Buxton plans to start several charity organizations with his winnings that focus on child hunger, education, and pediatric health. For the past several weeks, he's been working with advisers and his bank to sort out all the details that go along with a sudden windfall, but he still has as much trouble believing it really happened to him now as he did when he first found out.
"'Unbelievable!' is all I could muster," Buxton said in a statement. "Once the initial shock passed, I couldn't sleep for days."
With his newfound wealth, Buxton doesn't want to reveal too much about himself and is erring on the side of caution when it comes to the media.
"He really wants to live a private life as best he can," publicist Sam Singer said. "He was a solidly middle-class American, and today he is a solidly wealthy one."
After beating the odds of about 1 in 175 million to win the jackpot, Buxton took the lump sum of $242 million before taxes. The winning ticket came from a Chevron station near the San Francisco Bay area, which he stopped at while getting lunch at a nearby Subway.
"It's amazing how a little slip of paper can change your life," he said.
A Powerball winner in Missouri was sought in March after all six numbers were matched for a $96.5 million jackpot. They have 180 days to claim their prize.

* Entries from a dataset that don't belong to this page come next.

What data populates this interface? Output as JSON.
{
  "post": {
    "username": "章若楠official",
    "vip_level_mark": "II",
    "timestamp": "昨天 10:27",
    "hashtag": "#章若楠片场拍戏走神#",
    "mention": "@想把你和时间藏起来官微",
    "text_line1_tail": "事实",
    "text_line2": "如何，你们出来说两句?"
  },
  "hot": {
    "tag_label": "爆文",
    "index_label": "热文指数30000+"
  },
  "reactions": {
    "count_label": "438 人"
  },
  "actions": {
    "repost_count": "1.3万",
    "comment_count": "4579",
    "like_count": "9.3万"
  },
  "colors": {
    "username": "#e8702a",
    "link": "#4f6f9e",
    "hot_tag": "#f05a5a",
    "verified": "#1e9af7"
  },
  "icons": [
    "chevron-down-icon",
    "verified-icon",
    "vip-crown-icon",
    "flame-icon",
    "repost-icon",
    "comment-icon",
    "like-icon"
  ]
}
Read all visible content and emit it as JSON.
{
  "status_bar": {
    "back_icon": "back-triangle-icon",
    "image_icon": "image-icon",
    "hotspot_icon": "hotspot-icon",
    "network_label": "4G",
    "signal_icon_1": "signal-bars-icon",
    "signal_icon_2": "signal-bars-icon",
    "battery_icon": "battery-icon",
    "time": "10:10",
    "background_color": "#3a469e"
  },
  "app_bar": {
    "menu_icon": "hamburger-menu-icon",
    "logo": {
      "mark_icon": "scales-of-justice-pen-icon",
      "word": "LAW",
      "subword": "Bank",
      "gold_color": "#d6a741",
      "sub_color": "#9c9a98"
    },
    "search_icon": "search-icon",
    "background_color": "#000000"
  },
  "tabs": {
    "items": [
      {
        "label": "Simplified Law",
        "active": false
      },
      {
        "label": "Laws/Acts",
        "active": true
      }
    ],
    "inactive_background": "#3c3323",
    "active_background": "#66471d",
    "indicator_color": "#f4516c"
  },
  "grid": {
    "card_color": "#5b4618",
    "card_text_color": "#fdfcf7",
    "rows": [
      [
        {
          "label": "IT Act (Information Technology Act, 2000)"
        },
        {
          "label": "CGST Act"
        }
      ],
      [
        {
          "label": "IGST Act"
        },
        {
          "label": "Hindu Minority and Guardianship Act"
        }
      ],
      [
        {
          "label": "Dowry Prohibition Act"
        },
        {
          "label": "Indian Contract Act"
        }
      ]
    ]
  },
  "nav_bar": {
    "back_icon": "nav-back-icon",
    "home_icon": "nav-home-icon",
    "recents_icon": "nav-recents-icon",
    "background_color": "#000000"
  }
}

“When the jackpot winner comes to Jefferson City, we will explain the claim process and other decisions they will need to make,” said May Scheve Reardon, Executive Director of the Missouri Lottery. “We want the winner to take his or her time in getting the proper legal and financial advice before they come to our Jefferson City office. It is also wise to tell as few people as possible at first, so you have uninterrupted time to make important decisions and arrangements.”